The Millennium Challenge Account: Moving Toward Smarter Aid

James W. Fox and Lex Rieffel

July 2005

Brookings Institution

 

Executive Summary

The Millennium Challenge Account (MCA) proposed by President George W. Bush in March 2002 is an important step toward smarter US assistance to low-income countries. While it cannot yet be said to represent a revolution in development assistance, it is a welcome experiment and merits substantial funding by the Congress.

The original concept remains valid. A level of funding—$5 billion per year, large enough to be transformational—is one key element of the concept. Other key elements are rewarding good performance, country ownership, measurable results, and operational efficiency.

Sadly, the MCA program is limping, largely as a result of self-inflicted injuries. The most visible signs of trouble are the mid-June announcement of the resignation of Paul Applegarth, the first CEO of the Millennium Challenge Corporation (MCC), and the cuts imposed by the Congress in the FY 2006 budget mark-up process during the same month. The health of the program in the short run will depend on finding a second CEO who can mobilize strong bipartisan support in the Congress.

Funding is a critical issue because the FY 2006 appropriations level is headed toward a level below $2 billion compared with the President's request for $3 billion. The original proposal envisioned ramping up quickly to a steady commitment level of $5 billion per year beginning in FY 2006. The funds requested in both FY 2004 and FY 2004 were also cut by the Congress, by a total of $1.3 billion.

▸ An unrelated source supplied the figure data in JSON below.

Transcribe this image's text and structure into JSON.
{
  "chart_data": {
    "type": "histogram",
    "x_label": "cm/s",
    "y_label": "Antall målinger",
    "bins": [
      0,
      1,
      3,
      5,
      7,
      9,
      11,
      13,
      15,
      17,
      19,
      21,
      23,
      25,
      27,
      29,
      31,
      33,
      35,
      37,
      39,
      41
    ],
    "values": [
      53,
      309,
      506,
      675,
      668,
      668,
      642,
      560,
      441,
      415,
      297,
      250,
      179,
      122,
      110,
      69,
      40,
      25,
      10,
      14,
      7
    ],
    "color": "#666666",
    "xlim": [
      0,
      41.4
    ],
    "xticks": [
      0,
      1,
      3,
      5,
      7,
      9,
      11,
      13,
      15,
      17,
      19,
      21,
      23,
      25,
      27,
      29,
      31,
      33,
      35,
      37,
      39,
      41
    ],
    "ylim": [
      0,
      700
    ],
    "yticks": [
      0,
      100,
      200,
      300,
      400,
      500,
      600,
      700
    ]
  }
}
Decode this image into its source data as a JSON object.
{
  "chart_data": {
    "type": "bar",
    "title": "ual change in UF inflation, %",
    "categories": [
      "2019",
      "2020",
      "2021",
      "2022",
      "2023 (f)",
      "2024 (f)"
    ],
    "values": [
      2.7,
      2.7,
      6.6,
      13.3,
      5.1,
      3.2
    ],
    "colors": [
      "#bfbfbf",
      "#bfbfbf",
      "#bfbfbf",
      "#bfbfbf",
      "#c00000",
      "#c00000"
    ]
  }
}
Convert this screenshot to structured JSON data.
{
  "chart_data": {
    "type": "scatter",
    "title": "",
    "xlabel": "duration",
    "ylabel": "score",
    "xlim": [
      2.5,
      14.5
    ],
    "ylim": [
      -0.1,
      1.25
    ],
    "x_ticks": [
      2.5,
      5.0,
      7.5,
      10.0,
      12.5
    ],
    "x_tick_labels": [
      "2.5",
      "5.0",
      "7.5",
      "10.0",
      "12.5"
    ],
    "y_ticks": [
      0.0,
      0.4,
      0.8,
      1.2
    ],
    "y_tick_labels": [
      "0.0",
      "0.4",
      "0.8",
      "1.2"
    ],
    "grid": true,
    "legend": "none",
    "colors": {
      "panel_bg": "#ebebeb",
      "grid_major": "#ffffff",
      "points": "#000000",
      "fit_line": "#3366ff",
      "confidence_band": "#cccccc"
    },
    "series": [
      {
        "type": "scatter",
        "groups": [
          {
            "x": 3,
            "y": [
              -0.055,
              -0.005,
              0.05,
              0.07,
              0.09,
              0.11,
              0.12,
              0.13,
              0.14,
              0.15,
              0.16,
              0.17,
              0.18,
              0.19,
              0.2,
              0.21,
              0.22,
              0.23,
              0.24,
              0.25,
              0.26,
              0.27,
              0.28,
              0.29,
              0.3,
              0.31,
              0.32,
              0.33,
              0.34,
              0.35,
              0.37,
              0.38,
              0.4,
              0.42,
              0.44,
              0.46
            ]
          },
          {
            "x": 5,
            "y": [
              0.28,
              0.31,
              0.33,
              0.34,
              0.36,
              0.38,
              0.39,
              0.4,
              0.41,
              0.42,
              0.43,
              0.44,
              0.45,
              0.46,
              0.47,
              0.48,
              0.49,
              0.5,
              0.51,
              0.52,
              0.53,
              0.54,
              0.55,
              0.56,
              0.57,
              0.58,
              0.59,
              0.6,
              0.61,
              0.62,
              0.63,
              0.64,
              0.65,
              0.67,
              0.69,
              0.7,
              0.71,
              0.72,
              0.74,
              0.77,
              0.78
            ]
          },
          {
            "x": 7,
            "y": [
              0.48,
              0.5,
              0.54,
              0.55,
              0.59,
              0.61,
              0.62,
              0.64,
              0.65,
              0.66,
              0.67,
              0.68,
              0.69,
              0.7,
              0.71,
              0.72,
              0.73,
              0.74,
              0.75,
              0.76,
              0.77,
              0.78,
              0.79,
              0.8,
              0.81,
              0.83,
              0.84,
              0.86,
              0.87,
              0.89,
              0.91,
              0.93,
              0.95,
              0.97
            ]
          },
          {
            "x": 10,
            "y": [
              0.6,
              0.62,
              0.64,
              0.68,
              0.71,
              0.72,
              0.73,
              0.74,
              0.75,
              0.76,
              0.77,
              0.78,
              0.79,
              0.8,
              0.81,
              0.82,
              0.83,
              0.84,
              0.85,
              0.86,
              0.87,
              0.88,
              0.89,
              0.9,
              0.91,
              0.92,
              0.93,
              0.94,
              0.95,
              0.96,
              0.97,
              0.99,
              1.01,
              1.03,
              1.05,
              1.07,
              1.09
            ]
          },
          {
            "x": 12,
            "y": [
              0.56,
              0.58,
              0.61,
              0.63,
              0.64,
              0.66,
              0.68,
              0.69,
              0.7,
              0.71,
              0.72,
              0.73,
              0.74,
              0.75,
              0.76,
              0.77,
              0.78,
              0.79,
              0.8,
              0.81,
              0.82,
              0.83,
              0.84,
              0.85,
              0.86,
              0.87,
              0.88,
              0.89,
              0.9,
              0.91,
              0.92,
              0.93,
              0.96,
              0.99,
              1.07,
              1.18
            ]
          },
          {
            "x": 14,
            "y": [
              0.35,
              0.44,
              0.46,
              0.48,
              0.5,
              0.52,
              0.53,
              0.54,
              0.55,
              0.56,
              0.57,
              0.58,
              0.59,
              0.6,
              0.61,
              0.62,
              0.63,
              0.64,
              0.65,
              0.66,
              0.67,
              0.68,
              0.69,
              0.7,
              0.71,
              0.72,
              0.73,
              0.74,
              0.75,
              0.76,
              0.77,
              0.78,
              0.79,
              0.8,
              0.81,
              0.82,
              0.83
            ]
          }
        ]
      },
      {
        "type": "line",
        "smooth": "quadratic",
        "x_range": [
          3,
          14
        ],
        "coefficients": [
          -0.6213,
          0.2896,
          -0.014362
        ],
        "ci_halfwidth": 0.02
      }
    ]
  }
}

The goal of a $5 billion-per-year program is now getting in the way of building a successful program. An operating level of $2-3 billion annually over the next several years can still have a significant impact. At this level, however, opening the program to the lower middle-income countries, which become eligible for MCA funding in October, would be premature. The health of the program in the medium term will depend on the skill of the MCC in implementing the four Compacts already concluded and finalizing another dozen high-quality Compacts during the coming year.

Criticism of the MCC for getting off to a slow start is missing the point. Pressure to conclude a certain number of Compacts or commit a certain level of funding by some arbitrary date is counterproductive. In particular it undercuts the value of the consultative process that is unique to the MCA.

More seriously, the MCA program appears to be drifting toward "more of the same". This trend represents a grave risk and results from MCC policies as well as legislative constraints. Allowing the MCC to have multiple Compacts with an eligible country could contribute significantly to the program's efficiency. Similarly, lifting the 5-year limit on Compacts and opening the door to having Compacts with regional governments or private sector entities would strengthen the program.